Pieces of history: Researchers studying area antique furnishings
NATCHEZ — Every year, thousands of tourists flock to see the untouched beauty of Natchez.
The houses, the gardens and even some commercial buildings have stood the test of time since the city’s founding.
This summer, representatives from the Classical Institute of the South at the Historic New Orleans Collection are visiting Natchez for the fifth summer to catalog collections at different antebellum houses.
The program is working with the Historic Natchez Foundation, primarily HNF Executive Director Mimi Miller.
“Emphasis has been placed on cataloging those collections that include antique furnishings with a Natchez provenance and some information about link to their original owners and the houses that they originally furnished prior to 1865,” Miller said.
So far, furnishings have been catalogued at 15 houses, including D’Evereux, Lansdowne, Longwood and Melrose.
Classical Institute of the South Coordinator and Research Curator Sarah Duggan, Winterthur graduate student Michelle Fitzgerald and Tulane graduate student Joe Ramsey have been in Natchez since Tuesday visiting the houses and cataloging furniture, china sets, artwork and various other pieces in the houses for a database that is put together by the Institute.
Duggan said that after they catalog each item by assigning it a serial number, photographing it and giving it a written description, the information will be put in a database for others to look at and compare their own collections.

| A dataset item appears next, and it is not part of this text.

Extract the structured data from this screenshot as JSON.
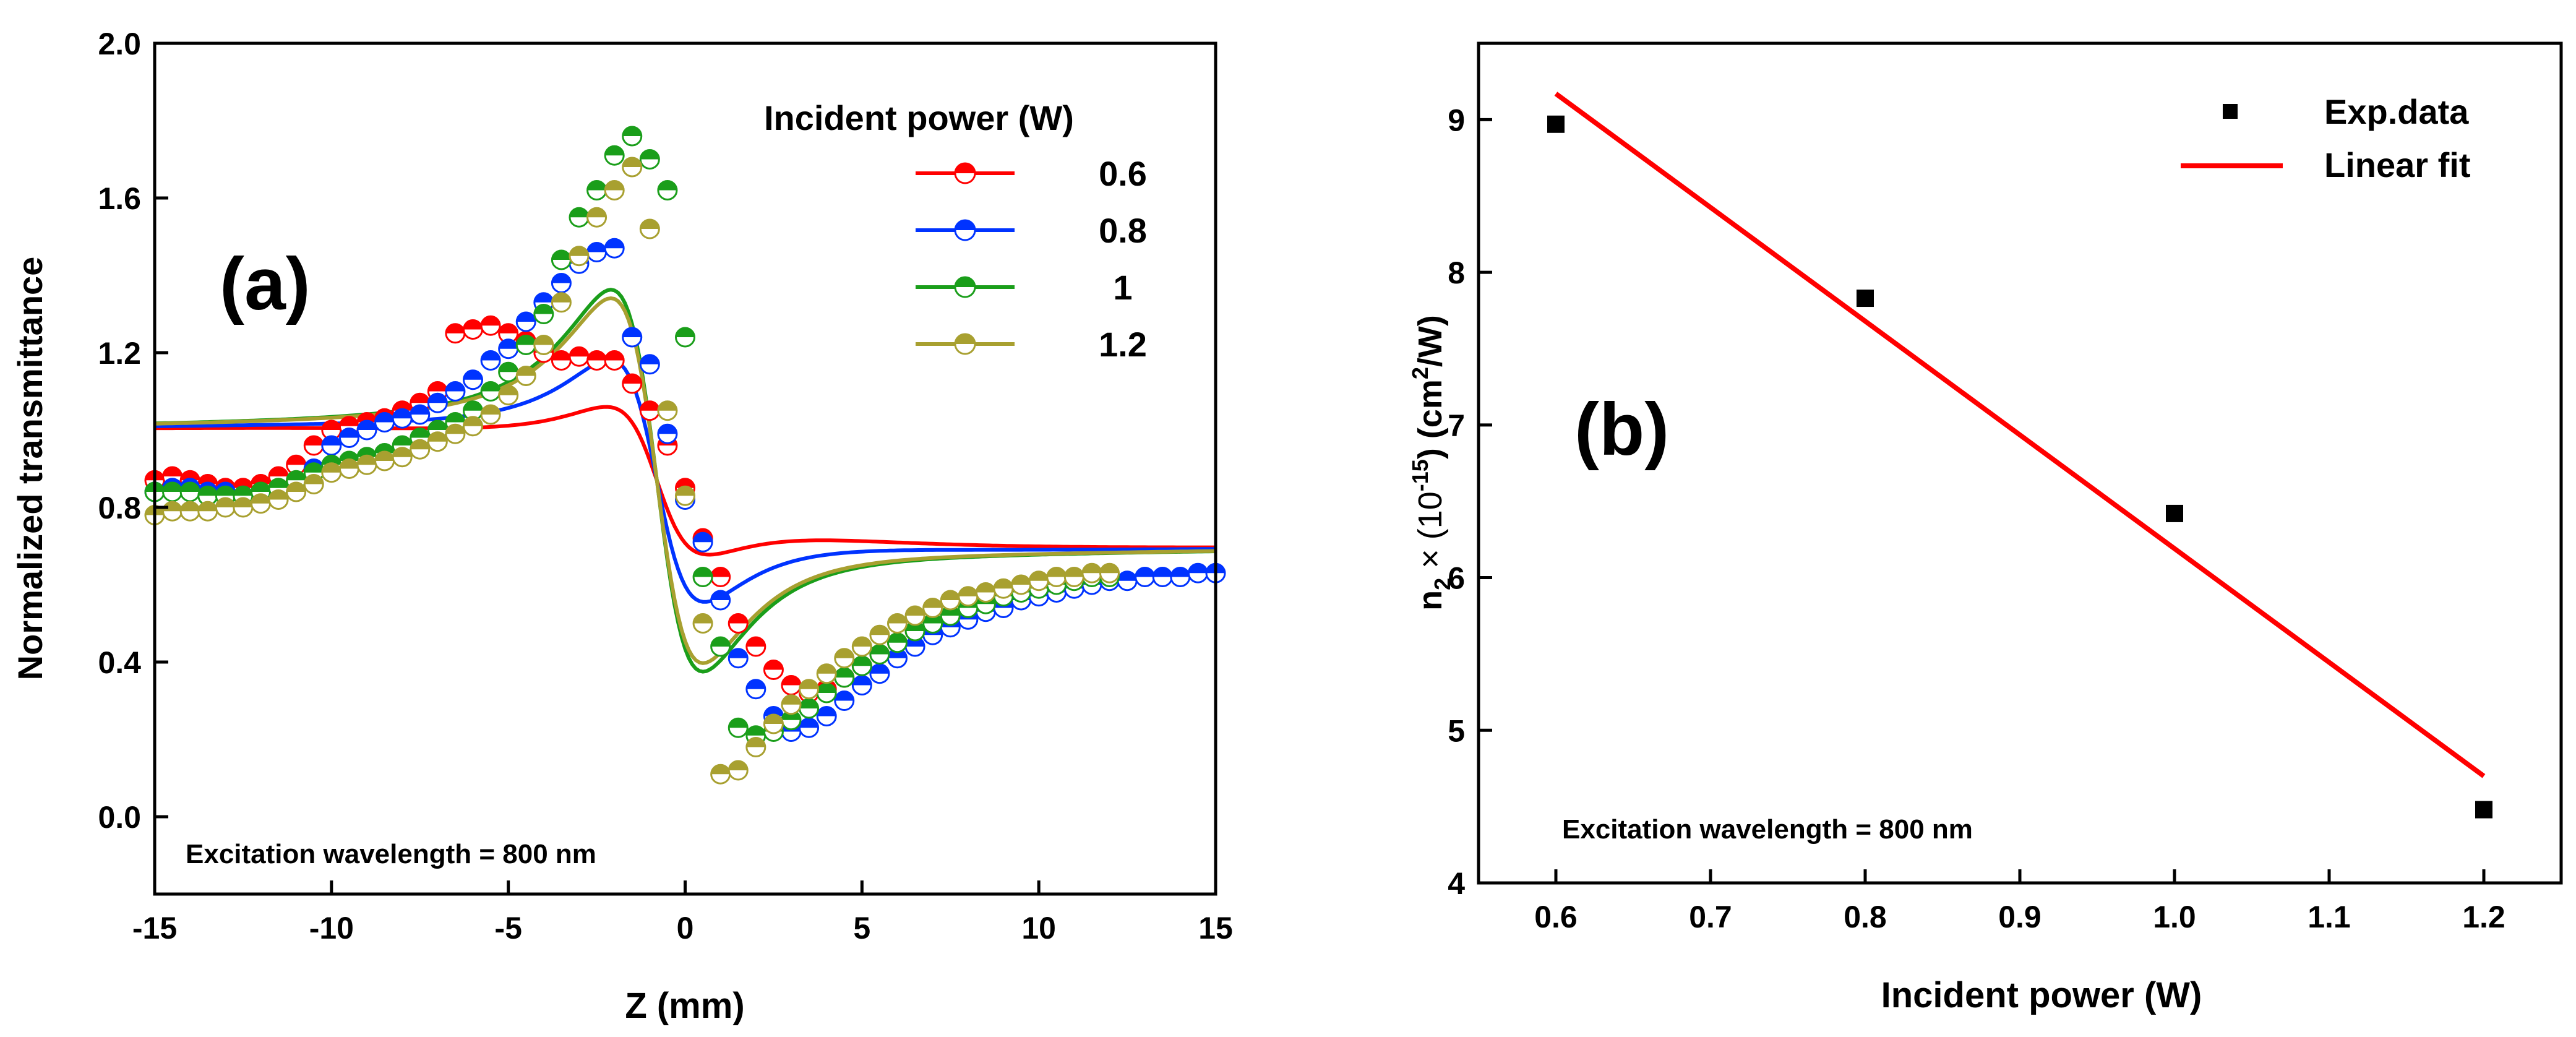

The group will be going throughout Mississippi, Louisiana and Alabama for the next few weeks in search of antebellum objects to add to their digital collection, but will spend at least two weeks in Natchez.
“Everyone speaks so glowingly of Natchez,” Duggan said. “We will probably never find anything as well preserved.”
So far, the team has been able to identify and catalog more than 2,000 pre-Civil War objects through six, six-week summer programs of which students apply to participate.
The group has located dressers, beds, china and other objects, but among the group’s most exciting finds are a letter from George Washington’s granddaughter and a piece of a suit he wore one time at D’Evereux.
Ramsey and Fitzgerald are among a handful of people who have gotten the opportunity to work so closely with antebellum antiques through CIS.
Fitzgerald said she hopes to do curatorial work one day, and the summer work is like training for what she hopes to do in the future, while Ramsey, who has an emphasis in early 20th century art, said he was excited to learn new things about something he would not have necessarily studied before.
“There is so much history here that remains hidden that can be shared with the rest of the county,” Duggan said. “Objects can tell just as much of the story as historic documents can.”